Dispute settlement outside the Court (Section 89)
Section 89 of the Code of Civil Procedure, 1908 provides for the settlement of disputes outside the Court and makes a provision that once it seems to the court that there exist components of a settlement which can be acceptable to the parties, the court shall formulate the terms of settlement and provide them to the parties for observations and when receiving the observations of the parties, the court could develop the terms of a doable settlement and refer for—
(c) Judicial settlement together with settlement through Lok Adalat; or
Further, Section 89 provides that when a dispute is referred for arbitration or conciliation, the provisions of the Arbitration and Conciliation Act, 1996 shall apply as if the proceedings for arbitration or conciliation were referred for settlement under the purview of the provisions of Arbitration and Conciliation Act, 1996. In case of Lok Adalat, the provisions of sub-section (I) of Section 20 of the Legal Services Authorities Act, 1987 shall apply.

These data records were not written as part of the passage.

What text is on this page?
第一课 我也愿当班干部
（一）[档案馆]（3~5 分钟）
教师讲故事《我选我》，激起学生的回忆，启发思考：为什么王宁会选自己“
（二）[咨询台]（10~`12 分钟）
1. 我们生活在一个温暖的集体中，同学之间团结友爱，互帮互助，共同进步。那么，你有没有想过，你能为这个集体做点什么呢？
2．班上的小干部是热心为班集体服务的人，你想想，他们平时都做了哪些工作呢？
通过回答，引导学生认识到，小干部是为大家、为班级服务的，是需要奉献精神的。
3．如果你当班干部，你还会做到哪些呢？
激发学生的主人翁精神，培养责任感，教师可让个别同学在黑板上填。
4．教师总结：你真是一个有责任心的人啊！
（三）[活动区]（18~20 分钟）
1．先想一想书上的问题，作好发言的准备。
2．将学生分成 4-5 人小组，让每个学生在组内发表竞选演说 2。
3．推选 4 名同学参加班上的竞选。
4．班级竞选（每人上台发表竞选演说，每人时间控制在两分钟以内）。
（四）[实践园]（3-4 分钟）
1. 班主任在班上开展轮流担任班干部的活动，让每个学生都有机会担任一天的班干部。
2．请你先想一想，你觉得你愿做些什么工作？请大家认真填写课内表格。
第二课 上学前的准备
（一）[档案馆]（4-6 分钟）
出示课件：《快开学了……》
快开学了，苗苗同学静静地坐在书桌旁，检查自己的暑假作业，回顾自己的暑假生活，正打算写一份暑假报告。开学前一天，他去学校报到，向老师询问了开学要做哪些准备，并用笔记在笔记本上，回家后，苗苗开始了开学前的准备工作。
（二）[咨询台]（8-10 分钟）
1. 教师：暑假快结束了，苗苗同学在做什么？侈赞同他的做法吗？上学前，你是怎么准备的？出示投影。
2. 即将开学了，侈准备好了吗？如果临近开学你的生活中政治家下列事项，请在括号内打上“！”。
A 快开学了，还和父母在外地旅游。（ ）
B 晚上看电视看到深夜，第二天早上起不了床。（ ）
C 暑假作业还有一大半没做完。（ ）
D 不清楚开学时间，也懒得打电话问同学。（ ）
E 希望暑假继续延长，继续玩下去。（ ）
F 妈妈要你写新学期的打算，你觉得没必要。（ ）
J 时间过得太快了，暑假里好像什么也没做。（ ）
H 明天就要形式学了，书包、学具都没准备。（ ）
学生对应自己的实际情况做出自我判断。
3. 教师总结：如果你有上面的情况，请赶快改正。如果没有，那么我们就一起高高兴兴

In regard to the above provisions, a compulsory duty has been assigned to the civil courts to endeavour for settlement of disputes through an ADR procedure.
The objective of Section 89 is to confirm that the court makes an endeavour to facilitate out-of-court settlements through ADR processes before the trial commences.
Thus, Alternative Dispute Resolution (ADR) which at one time was thought of as a voluntary act on the part of the parties has currently obtained statutory recognition with the enactment of Arbitration and Conciliation Act, 1996, Legal Services Authorities Act, 1987, and also the incorporation of ADR mechanisms envisaged in Section 89 and Order X Rules 1 A, 1 B and 1 C within the Code of Civil Procedure, 1908 is an extra radical step taken by law-makers for promoting ADR in India. Thus, the Indian law-makers have currently created adequate provisions in law to facilitate introduction of ADR mechanisms in India.
There is flexibility within the use of ADR procedures. The flexibility is available within the procedure and also within the process to get to a decision .The solutions may be problem-specific. The rigidity of precedent as utilized in adversarial technique of dispute-resolution would not interfere in the way of finding solutions to the disputes with creative means.
Thus, the growth of ADR strategies can give access to several litigants. It’ll facilitate in reducing the excess work load that's placed on the judiciary. Once the cases unfinished before the judiciary become manageable, the courts would be able to improve the standard of their decisions. This would have a great impact in improving not only the access to justice but even the standard of justice.